Archive for Wednesday, November 5, 2008

Local schools go high-tech with 21st century learning

November 5, 2008

The Bonner Springs-Edwardsville School Board of Education got a taste of high-tech at its Monday meeting.

One of the first items of the new business agenda was a 21st Century Learning presentation by two elementary school teachers and the director of the district’s technology department.

Third-grade teacher Natalie Ball and kindergarten teacher Joy Martz, both Delaware Ridge Elementary instructors, showed the board the collaborative, interactive Web sites they’ve been using to showcase and add to their classes’ lessons.

The Web sites are only accessible by invitation and with a password, and accommodate video and learning games for students to play. Three other teachers at Delaware Ridge are using the wikis, Ball said.

The rest of the presentation on 21st Century Learning was given by Ken Clark, director of the district’s technology department, who demonstrated to the board a few of the gee-whiz tools district teachers have begun to implement in their daily lessons.

Each classroom in the district now has a large overhead plasma or LCD screen, which can be connected to a computer or other media. The screens allow teachers to use different tools that the district has purchased including “clickers,” which look like remote-control consoles and can be used for classroom games, attendance recording or lessons.

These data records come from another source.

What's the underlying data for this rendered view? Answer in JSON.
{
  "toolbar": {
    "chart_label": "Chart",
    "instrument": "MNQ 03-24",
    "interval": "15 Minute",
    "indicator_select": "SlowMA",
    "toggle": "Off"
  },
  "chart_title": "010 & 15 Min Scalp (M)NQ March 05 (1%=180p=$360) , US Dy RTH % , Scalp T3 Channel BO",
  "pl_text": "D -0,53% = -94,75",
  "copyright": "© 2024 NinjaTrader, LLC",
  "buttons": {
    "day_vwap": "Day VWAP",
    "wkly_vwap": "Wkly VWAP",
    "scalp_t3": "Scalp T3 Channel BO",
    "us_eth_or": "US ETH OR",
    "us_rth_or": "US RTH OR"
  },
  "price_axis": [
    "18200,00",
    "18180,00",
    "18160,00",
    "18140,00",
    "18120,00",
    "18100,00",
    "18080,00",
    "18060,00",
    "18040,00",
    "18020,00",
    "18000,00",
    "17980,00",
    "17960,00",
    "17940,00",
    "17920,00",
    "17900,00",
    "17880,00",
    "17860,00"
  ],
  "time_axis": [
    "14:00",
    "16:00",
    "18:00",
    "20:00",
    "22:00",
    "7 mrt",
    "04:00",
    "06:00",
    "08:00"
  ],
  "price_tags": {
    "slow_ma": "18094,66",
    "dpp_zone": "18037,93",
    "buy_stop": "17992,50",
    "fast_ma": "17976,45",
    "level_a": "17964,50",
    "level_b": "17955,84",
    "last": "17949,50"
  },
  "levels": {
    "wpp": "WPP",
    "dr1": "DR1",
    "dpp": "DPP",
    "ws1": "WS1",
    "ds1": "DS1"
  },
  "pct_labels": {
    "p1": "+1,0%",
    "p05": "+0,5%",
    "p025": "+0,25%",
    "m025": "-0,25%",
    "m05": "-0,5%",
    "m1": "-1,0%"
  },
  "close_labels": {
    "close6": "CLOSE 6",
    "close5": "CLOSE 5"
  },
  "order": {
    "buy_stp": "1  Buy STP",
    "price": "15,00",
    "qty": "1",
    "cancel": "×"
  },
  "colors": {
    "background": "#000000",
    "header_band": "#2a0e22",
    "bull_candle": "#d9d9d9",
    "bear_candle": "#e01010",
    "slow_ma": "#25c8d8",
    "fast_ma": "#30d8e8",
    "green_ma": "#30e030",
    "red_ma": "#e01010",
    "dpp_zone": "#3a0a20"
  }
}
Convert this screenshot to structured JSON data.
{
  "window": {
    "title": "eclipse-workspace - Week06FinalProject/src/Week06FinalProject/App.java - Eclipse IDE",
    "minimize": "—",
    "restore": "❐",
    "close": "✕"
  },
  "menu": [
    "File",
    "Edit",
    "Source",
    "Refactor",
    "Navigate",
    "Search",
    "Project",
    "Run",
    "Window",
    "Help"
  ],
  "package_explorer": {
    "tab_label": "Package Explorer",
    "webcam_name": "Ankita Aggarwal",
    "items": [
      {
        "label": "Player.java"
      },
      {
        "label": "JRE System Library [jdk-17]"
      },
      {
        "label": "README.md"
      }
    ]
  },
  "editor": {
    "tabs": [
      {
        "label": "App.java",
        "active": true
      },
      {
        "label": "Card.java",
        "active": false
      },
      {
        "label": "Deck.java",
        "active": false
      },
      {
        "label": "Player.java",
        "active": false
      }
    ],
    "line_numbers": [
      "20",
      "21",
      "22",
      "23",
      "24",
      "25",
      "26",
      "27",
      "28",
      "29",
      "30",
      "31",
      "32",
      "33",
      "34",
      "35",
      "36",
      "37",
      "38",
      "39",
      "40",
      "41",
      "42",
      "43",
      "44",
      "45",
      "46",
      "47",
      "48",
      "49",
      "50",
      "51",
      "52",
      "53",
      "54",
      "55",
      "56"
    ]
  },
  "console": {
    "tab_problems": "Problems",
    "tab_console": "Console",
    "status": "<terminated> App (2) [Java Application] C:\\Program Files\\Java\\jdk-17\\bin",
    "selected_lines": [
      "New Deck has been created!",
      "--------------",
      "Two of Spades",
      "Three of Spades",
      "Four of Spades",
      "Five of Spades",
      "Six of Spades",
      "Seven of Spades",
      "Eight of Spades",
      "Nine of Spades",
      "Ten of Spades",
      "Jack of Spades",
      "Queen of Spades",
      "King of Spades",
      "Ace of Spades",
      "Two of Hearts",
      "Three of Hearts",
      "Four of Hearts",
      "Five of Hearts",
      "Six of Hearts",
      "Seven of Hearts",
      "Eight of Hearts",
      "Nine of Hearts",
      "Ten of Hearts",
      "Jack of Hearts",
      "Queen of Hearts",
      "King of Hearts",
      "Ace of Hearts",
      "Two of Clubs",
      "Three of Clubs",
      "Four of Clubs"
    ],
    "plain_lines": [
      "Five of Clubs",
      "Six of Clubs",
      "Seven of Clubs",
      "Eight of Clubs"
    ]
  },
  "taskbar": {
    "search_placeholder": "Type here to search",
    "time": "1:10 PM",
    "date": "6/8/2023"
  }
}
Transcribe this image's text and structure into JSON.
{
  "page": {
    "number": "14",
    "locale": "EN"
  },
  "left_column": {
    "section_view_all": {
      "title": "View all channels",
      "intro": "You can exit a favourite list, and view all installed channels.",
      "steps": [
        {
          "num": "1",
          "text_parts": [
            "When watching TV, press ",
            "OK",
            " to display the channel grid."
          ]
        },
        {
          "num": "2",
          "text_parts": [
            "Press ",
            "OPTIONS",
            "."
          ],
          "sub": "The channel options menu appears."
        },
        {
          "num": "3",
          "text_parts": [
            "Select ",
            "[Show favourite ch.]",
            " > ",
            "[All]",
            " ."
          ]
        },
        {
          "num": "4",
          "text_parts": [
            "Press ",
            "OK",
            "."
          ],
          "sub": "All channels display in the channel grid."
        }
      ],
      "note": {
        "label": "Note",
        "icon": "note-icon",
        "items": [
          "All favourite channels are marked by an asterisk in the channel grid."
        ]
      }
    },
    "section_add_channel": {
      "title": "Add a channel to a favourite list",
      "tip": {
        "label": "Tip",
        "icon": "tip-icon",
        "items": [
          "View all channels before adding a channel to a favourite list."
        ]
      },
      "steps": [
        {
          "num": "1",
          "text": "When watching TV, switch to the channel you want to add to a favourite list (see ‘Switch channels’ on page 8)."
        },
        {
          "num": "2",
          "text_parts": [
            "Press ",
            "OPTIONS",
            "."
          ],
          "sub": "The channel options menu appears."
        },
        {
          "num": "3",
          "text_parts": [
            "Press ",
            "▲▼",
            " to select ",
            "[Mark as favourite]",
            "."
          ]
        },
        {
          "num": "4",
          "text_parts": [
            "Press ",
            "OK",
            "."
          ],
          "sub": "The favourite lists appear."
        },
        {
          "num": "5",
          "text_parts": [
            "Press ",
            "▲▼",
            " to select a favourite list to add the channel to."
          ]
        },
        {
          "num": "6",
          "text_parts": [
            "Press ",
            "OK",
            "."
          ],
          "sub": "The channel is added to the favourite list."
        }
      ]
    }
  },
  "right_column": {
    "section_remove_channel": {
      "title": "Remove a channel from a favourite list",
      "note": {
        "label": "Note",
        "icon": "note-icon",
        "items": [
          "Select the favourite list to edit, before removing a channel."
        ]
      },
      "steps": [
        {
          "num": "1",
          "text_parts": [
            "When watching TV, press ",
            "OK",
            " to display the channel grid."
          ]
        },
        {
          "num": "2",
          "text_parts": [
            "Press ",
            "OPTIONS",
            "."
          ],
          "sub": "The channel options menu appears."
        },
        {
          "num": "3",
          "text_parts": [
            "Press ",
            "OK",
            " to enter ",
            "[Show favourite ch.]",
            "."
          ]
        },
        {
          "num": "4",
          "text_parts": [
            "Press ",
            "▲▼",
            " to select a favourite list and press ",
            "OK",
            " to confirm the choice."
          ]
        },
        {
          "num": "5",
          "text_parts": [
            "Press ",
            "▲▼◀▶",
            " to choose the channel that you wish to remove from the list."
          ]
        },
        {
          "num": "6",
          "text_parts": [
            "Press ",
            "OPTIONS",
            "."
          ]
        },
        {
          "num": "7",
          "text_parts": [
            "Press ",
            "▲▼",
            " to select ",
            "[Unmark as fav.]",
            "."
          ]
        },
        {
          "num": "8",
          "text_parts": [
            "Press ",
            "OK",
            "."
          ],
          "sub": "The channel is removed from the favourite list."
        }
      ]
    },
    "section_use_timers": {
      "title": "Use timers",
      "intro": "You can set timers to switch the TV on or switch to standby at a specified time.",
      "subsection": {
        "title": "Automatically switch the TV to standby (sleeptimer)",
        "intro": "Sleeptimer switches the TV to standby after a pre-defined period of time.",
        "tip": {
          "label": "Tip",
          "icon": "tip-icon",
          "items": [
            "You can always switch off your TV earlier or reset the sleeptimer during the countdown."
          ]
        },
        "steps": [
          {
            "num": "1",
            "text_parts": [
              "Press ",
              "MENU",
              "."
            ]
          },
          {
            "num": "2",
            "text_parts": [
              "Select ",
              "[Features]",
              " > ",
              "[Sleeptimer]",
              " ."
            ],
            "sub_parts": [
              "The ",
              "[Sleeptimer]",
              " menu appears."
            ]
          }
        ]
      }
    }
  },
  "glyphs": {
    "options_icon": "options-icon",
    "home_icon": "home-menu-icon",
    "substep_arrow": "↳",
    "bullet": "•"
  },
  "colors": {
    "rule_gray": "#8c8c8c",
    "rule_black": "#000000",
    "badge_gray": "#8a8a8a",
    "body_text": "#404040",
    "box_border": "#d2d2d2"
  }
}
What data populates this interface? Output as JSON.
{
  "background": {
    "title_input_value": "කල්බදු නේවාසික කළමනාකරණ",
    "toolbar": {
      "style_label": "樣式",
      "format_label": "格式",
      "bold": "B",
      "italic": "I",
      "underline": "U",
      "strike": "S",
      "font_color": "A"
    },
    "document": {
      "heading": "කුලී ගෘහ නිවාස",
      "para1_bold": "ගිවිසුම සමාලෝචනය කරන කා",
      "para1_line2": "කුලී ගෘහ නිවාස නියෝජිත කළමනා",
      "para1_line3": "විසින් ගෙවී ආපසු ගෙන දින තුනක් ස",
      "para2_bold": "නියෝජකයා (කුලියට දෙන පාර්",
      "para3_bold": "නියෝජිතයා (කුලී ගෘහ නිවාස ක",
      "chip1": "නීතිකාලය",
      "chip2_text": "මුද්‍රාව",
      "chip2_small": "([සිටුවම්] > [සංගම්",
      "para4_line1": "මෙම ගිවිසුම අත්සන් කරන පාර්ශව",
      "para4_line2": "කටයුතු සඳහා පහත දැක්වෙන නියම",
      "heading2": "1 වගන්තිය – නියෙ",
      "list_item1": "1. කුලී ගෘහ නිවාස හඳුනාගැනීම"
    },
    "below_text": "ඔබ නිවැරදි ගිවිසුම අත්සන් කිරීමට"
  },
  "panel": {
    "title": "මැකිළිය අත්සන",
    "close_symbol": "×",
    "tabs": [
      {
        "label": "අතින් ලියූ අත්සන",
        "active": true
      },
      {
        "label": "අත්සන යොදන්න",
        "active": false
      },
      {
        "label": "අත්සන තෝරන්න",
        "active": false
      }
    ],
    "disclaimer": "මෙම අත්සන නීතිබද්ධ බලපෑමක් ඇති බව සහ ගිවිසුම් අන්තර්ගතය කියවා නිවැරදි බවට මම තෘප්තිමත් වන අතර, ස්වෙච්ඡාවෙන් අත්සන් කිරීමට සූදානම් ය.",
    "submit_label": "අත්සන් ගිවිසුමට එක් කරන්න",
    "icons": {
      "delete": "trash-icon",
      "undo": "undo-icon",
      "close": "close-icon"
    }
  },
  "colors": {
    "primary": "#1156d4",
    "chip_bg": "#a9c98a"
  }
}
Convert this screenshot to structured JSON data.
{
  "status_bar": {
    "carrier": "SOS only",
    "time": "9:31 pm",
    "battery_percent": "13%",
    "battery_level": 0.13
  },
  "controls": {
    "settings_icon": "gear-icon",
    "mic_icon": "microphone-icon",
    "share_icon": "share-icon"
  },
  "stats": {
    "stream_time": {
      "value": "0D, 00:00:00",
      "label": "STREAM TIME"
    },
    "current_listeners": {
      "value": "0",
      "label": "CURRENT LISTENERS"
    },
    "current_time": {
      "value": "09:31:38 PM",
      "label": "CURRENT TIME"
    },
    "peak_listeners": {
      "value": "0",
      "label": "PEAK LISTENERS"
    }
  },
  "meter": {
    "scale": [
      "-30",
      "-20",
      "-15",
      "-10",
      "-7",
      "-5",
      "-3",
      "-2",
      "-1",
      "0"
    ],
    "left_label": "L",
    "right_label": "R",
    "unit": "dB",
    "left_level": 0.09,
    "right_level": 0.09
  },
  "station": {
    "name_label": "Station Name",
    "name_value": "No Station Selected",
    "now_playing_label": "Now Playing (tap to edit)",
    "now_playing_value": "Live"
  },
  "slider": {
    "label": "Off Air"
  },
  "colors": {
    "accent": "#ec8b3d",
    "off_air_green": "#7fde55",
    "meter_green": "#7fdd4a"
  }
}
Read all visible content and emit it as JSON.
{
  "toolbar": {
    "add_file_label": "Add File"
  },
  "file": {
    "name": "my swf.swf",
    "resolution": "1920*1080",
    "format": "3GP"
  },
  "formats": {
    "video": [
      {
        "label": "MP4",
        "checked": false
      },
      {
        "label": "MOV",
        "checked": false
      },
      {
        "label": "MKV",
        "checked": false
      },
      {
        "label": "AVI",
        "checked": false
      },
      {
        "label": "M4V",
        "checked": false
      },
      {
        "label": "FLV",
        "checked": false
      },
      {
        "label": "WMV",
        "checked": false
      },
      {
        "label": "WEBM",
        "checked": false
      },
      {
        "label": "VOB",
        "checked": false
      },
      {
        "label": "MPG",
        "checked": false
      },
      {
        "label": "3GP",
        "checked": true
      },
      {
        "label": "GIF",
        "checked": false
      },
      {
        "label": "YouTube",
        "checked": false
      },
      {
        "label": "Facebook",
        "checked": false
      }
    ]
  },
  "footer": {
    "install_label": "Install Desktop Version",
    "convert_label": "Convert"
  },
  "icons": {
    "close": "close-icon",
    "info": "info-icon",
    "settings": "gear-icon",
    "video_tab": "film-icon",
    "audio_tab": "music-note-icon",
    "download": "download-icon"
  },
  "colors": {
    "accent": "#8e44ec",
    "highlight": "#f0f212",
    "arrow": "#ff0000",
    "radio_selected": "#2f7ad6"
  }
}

Clark showed the board members an example of a $374 mini-laptop, of which the district will soon be ordering 100 for Bonner Springs Elementary and Edwardsville Elementary.

He also clicked through the new Web sites of the district and its schools. The Web address for the district has been simplified to www.usd204.net, an improvement over the clunky www.usd204.k12.ks.us. Also, the school and department directory pages now feature click-to-send-e-mail links instead of displaying the actual e-mail addresses of staff, which allowed Web-crawling programs to collect them for spamming, Clark said.

“I can’t say how fantastic the tech department’s become,” said board member Cliff Brents.

Clark said the district didn’t have a single computer when he first came here as a math teacher 28 years ago.